A molecular basis underpinning TRBV28+ T-cell receptor recognition of MR1–antigen

Mucosal-associated invariant T (MAIT) cells express a TRAV1-2+ T-cell receptor (TCR) that recognizes microbial vitamin B2 derivatives presented by the major histocompatibility complex class I–related molecule (MR1). Most MAIT TCRs incorporate a biased TCR-β repertoire, predominantly TRBV20-1 and TRBV6, but some utilize other trbv genes, including TRBV28. A second conserved, albeit less frequent TRAV36+ TRBV28+ T-cell population exhibits MAIT-like phenotypic features but use a markedly distinct mode of MR1–antigen (Ag) recognition compared with MAIT TCR–MR1 binding.

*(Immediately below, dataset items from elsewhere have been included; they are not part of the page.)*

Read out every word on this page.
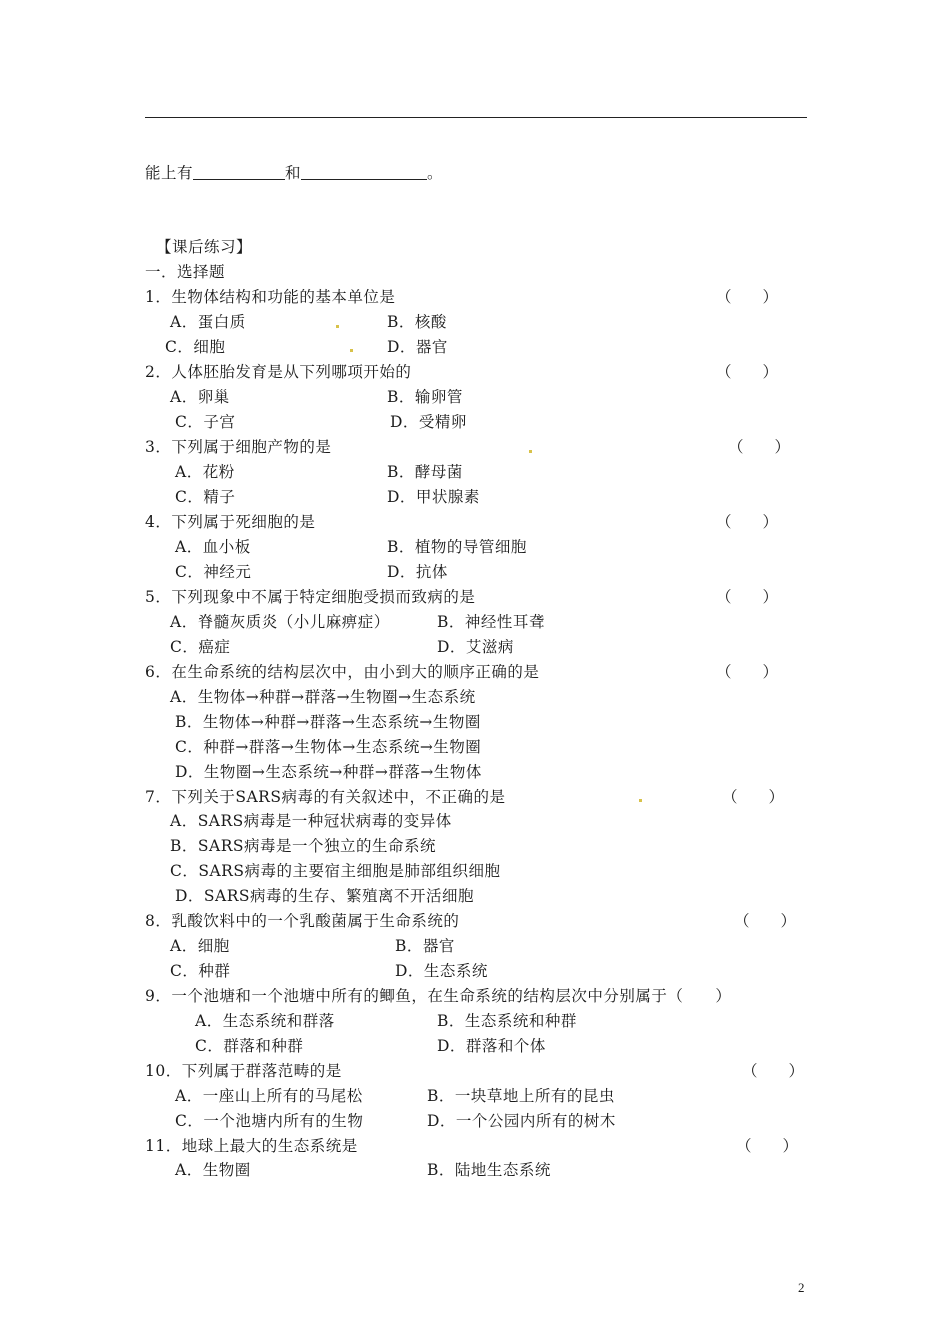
能上有	和	。
【课后练习】
一．选择题
1．生物体结构和功能的基本单位是	（　　）
A．蛋白质	B．核酸
C．细胞	D．器官
2．人体胚胎发育是从下列哪项开始的	（　　）
A．卵巢	B．输卵管
C．子宫	D．受精卵
3．下列属于细胞产物的是	（　　）
A．花粉	B．酵母菌
C．精子	D．甲状腺素
4．下列属于死细胞的是	（　　）
A．血小板	B．植物的导管细胞
C．神经元	D．抗体
5．下列现象中不属于特定细胞受损而致病的是	（　　）
A．脊髓灰质炎（小儿麻痹症）	B．神经性耳聋
C．癌症	D．艾滋病
6．在生命系统的结构层次中，由小到大的顺序正确的是	（　　）
A．生物体→种群→群落→生物圈→生态系统
B．生物体→种群→群落→生态系统→生物圈
C．种群→群落→生物体→生态系统→生物圈
D．生物圈→生态系统→种群→群落→生物体
7．下列关于SARS病毒的有关叙述中，不正确的是	（　　）
A．SARS病毒是一种冠状病毒的变异体
B．SARS病毒是一个独立的生命系统
C．SARS病毒的主要宿主细胞是肺部组织细胞
D．SARS病毒的生存、繁殖离不开活细胞
8．乳酸饮料中的一个乳酸菌属于生命系统的	（　　）
A．细胞	B．器官
C．种群	D．生态系统
9．一个池塘和一个池塘中所有的鲫鱼，在生命系统的结构层次中分别属于（　　）
A．生态系统和群落	B．生态系统和种群
C．群落和种群	D．群落和个体
10．下列属于群落范畴的是	（　　）
A．一座山上所有的马尾松	B．一块草地上所有的昆虫
C．一个池塘内所有的生物	D．一个公园内所有的树木
11．地球上最大的生态系统是	（　　）
A．生物圈	B．陆地生态系统
2
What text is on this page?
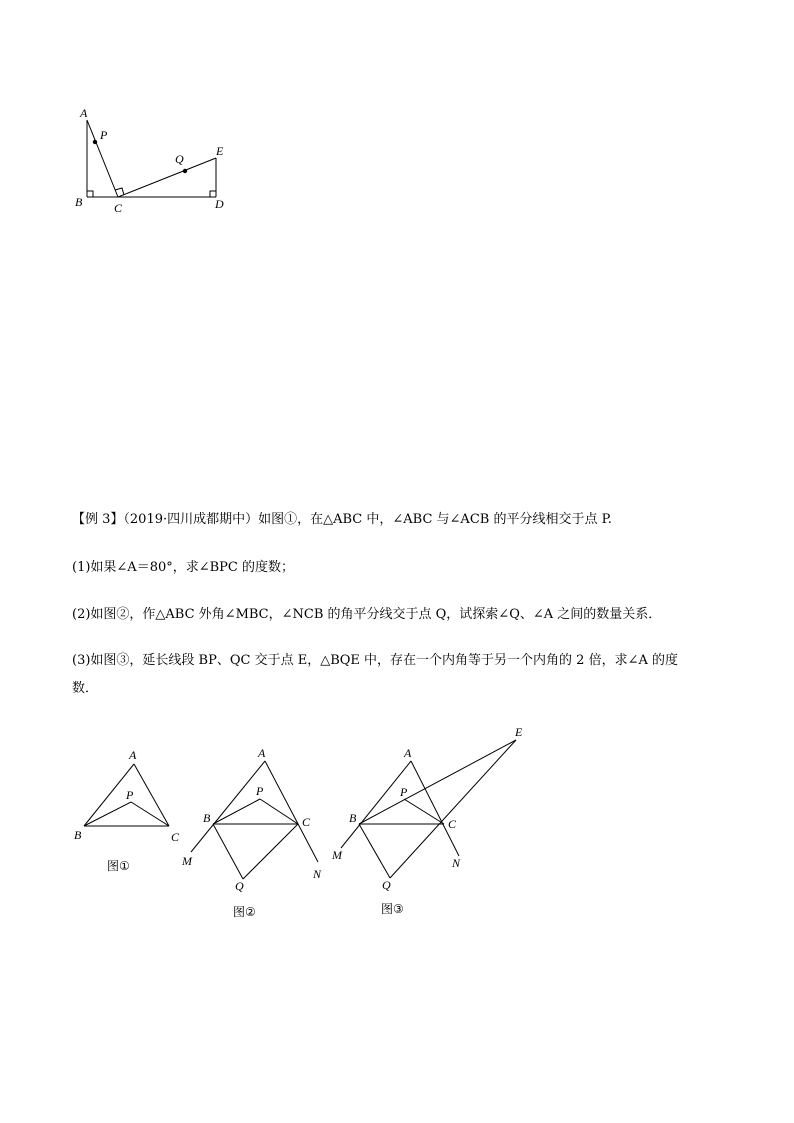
A
P
B	C
Q
E
D
【例 3】（2019·四川成都期中）如图①，在△ABC 中，∠ABC 与∠ACB 的平分线相交于点 P.
(1)如果∠A＝80°，求∠BPC 的度数；
(2)如图②，作△ABC 外角∠MBC，∠NCB 的角平分线交于点 Q，试探索∠Q、∠A 之间的数量关系．
(3)如图③，延长线段 BP、QC 交于点 E，△BQE 中，存在一个内角等于另一个内角的 2 倍，求∠A 的度
数．
A
P
B	C
图①
A
P
B	C
M
N
Q
图②
A
E
P
B	C
M
N
Q
图③
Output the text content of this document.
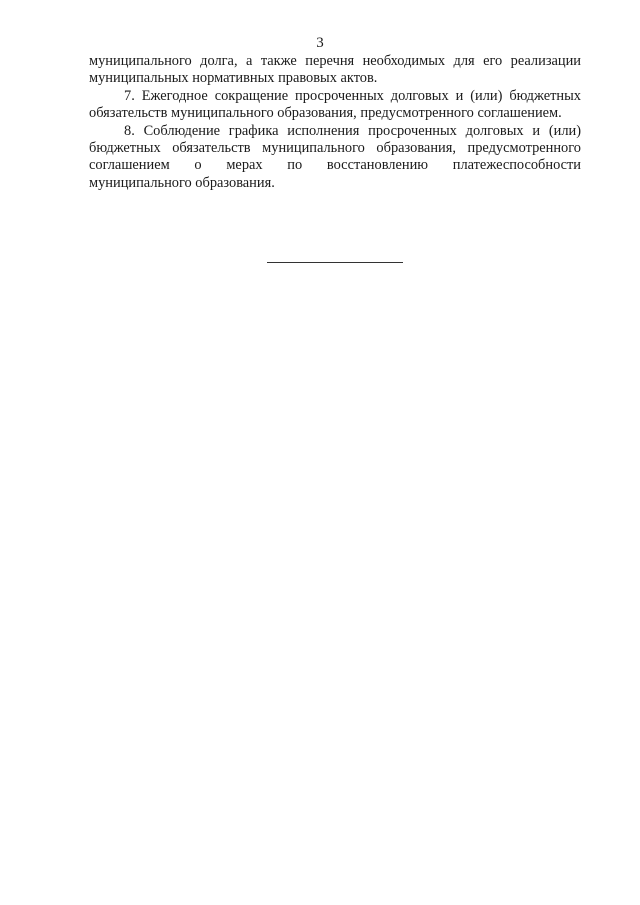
3

муниципального долга, а также перечня необходимых для его реализации муниципальных нормативных правовых актов.

7. Ежегодное сокращение просроченных долговых и (или) бюджетных обязательств муниципального образования, предусмотренного соглашением.

8. Соблюдение графика исполнения просроченных долговых и (или) бюджетных обязательств муниципального образования, предусмотренного соглашением о мерах по восстановлению платежеспособности муниципального образования.
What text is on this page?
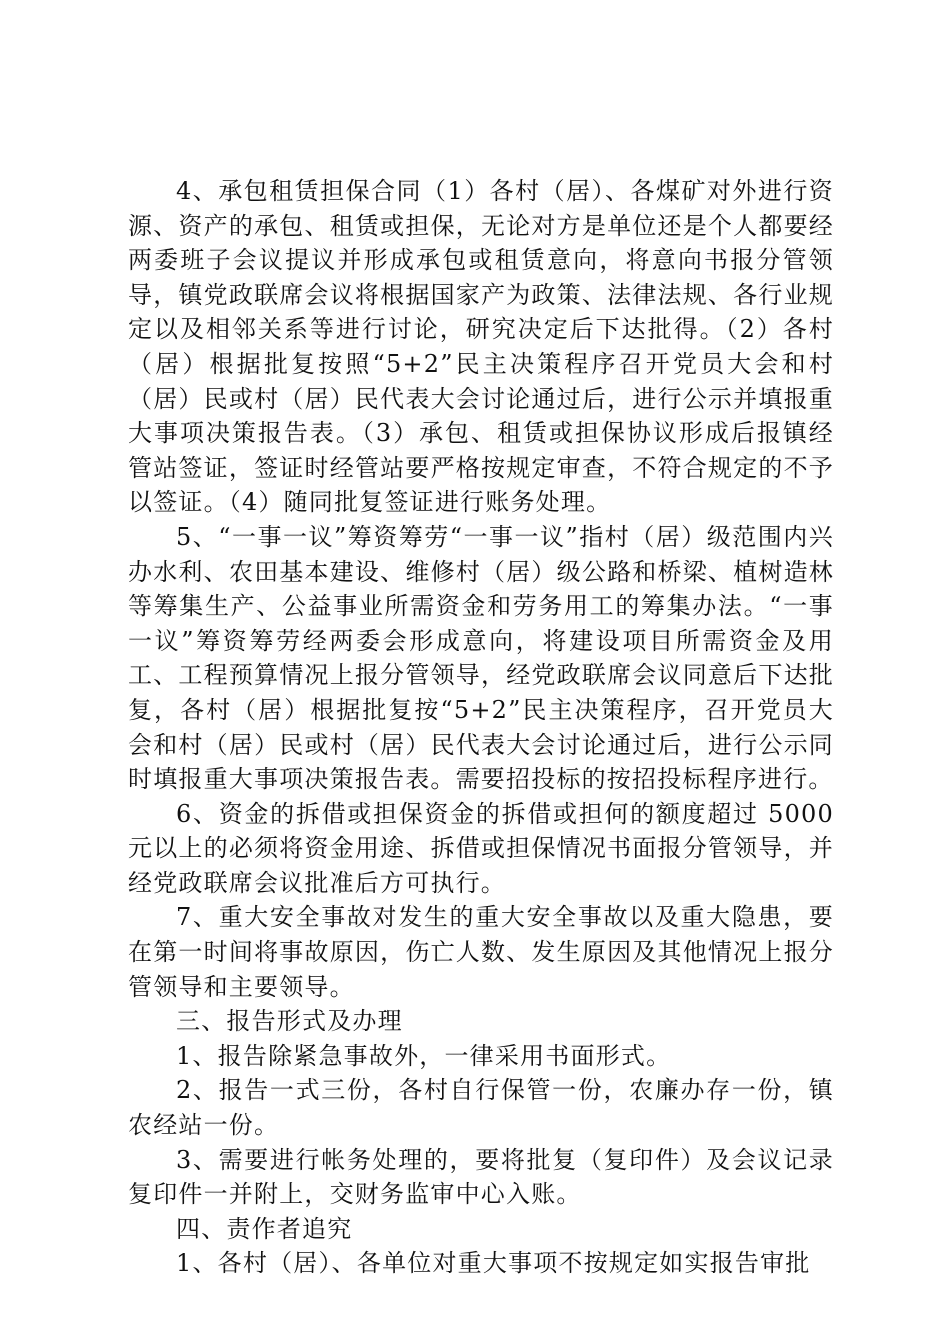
4、承包租赁担保合同（1）各村（居）、各煤矿对外进行资源、资产的承包、租赁或担保，无论对方是单位还是个人都要经两委班子会议提议并形成承包或租赁意向，将意向书报分管领导，镇党政联席会议将根据国家产为政策、法律法规、各行业规定以及相邻关系等进行讨论，研究决定后下达批得。（2）各村（居）根据批复按照“5+2”民主决策程序召开党员大会和村（居）民或村（居）民代表大会讨论通过后，进行公示并填报重大事项决策报告表。（3）承包、租赁或担保协议形成后报镇经管站签证，签证时经管站要严格按规定审查，不符合规定的不予以签证。（4）随同批复签证进行账务处理。

5、“一事一议”筹资筹劳“一事一议”指村（居）级范围内兴办水利、农田基本建设、维修村（居）级公路和桥梁、植树造林等筹集生产、公益事业所需资金和劳务用工的筹集办法。“一事一议”筹资筹劳经两委会形成意向，将建设项目所需资金及用工、工程预算情况上报分管领导，经党政联席会议同意后下达批复，各村（居）根据批复按“5+2”民主决策程序，召开党员大会和村（居）民或村（居）民代表大会讨论通过后，进行公示同时填报重大事项决策报告表。需要招投标的按招投标程序进行。

6、资金的拆借或担保资金的拆借或担何的额度超过 5000 元以上的必须将资金用途、拆借或担保情况书面报分管领导，并经党政联席会议批准后方可执行。

7、重大安全事故对发生的重大安全事故以及重大隐患，要在第一时间将事故原因，伤亡人数、发生原因及其他情况上报分管领导和主要领导。

三、报告形式及办理

1、报告除紧急事故外，一律采用书面形式。

2、报告一式三份，各村自行保管一份，农廉办存一份，镇农经站一份。

3、需要进行帐务处理的，要将批复（复印件）及会议记录复印件一并附上，交财务监审中心入账。

四、责作者追究

1、各村（居）、各单位对重大事项不按规定如实报告审批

Nevertheless, our understanding of how differing TCR gene usage results in altered MR1 binding modes remains incomplete. Here, binding studies demonstrated differential affinities and Ag specificities between TRBV6+ and TRBV28+ MR1-restricted TCRs. Alanine-scanning mutagenesis on the TRAV36–TRBV28 TCR revealed a strong dependence on germline-encoded residues within the highly selected complementarity-determining region 3α loop, similar to TRAV1-2–TRBV6 TCRs, and further alanine-scanning mutagenesis experiments demonstrate differential energetic footprints by these TCRs atop MR1. We determined the crystal structure of a MAIT TRAV1-2–TRBV28+ TCR–MR1–5-OP-RU ternary complex. This structure revealed a docking mode conserved amongst other TRAV1-2+ MAIT TCRs, with the trbv28-encoded TCR-β chain adopting highly distinct docking modes between the TRAV1-2+ and TRAV36+ TCRs. This indicates that the TCR-α chain dictates the positioning and role of the TCR-β chain. Taken together, these findings provide new molecular insights into MR1–Ag-driven selection of paired TCR-α and TCR-β chains.